At the same time his art is laced with whimsy and humour. Human figures depicted in his delightfully idiosyncratic manner play hide and seek in a forest or cavort on the beach, which, for Guan Wei, is the epitome of hedonism and freedom in Australia. “I try to emphasize three elements in my work”, the artist says, “wisdom, knowledge and humour. I believe people need wisdom to choose from the many different cultural traditions that confront us every day; knowledge is the key to opening our minds to the diversity of the world; and humor is necessary to comfort our hearts”.
Artist Biography
Guan Wei was born 1957, Beijing, China. Guan Wei is a major figure in both the Australian and Chinese contemporary art scenes. For almost 30 years he has been creating work that interweaves imagery from his Chinese heritage, his life experience in Australia and his personal mythology.
In 1989, three years after graduating from the Department of Fine Arts at Beijing Capital University, Guan Wei came to Australia as artist-in-residence at the Tasmanian School of Art. He migrated in 1990. Further residencies followed at the Museum of Contemporary Art in Sydney (1992) and the Canberra School of Art, Australian National University (1993). In 2008 he set up a studio in Beijing and he now lives and works in both Beijing and Sydney.

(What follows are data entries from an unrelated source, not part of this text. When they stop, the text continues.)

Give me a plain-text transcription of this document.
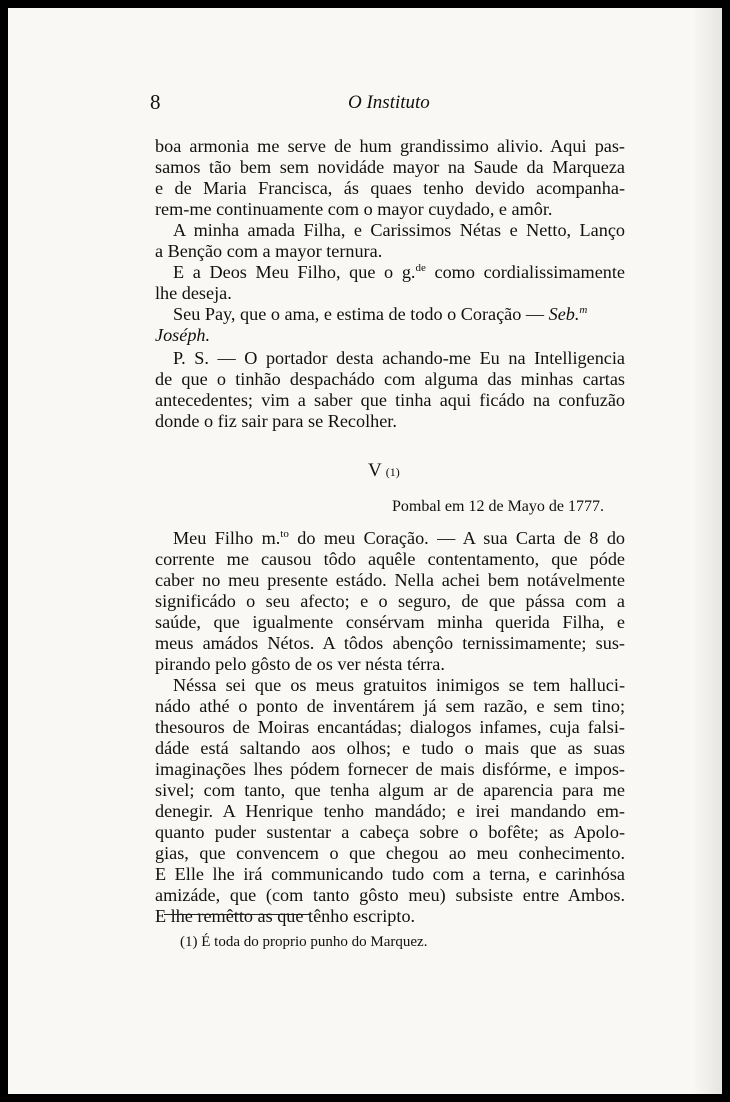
8	O Instituto
boa armonia me serve de hum grandissimo alivio. Aqui pas-
samos tão bem sem novidáde mayor na Saude da Marqueza
e de Maria Francisca, ás quaes tenho devido acompanha-
rem-me continuamente com o mayor cuydado, e amôr.
A minha amada Filha, e Carissimos Nétas e Netto, Lanço
a Benção com a mayor ternura.
E a Deos Meu Filho, que o g.$^{de}$ como cordialissimamente
lhe deseja.
Seu Pay, que o ama, e estima de todo o Coração — Seb.$^m$
Joséph.
P. S. — O portador desta achando-me Eu na Intelligencia
de que o tinhão despachádo com alguma das minhas cartas
antecedentes; vim a saber que tinha aqui ficádo na confuzão
donde o fiz sair para se Recolher.
V (1)
Pombal em 12 de Mayo de 1777.
Meu Filho m.$^{to}$ do meu Coração. — A sua Carta de 8 do
corrente me causou tôdo aquêle contentamento, que póde
caber no meu presente estádo. Nella achei bem notávelmente
significádo o seu afecto; e o seguro, de que pássa com a
saúde, que igualmente consérvam minha querida Filha, e
meus amádos Nétos. A tôdos abençôo ternissimamente; sus-
pirando pelo gôsto de os ver nésta térra.
Néssa sei que os meus gratuitos inimigos se tem halluci-
nádo athé o ponto de inventárem já sem razão, e sem tino;
thesouros de Moiras encantádas; dialogos infames, cuja falsi-
dáde está saltando aos olhos; e tudo o mais que as suas
imaginações lhes pódem fornecer de mais disfórme, e impos-
sivel; com tanto, que tenha algum ar de aparencia para me
denegir. A Henrique tenho mandádo; e irei mandando em-
quanto puder sustentar a cabeça sobre o bofête; as Apolo-
gias, que convencem o que chegou ao meu conhecimento.
E Elle lhe irá communicando tudo com a terna, e carinhósa
amizáde, que (com tanto gôsto meu) subsiste entre Ambos.
E lhe remêtto as que tênho escripto.
(1) É toda do proprio punho do Marquez.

Guan Wei has held more than 50 solo exhibitions in Australia and overseas and participated in significant group exhibitions including Face Up: Contemporary Art from Australia at the Hamburger Bahnof Museum in Berlin in 2003, the China Project at the Queensland Art Gallery in 2009, and the Shanghai Biennial in 2010. He has won several major awards, including the 2002 Sulman Prize. He has been the recipient of numerous Australia Council awards and fellowship grants and was artist in residence at the Greene St New York studio in 2003 and the Cité International des Arts in Paris 2007.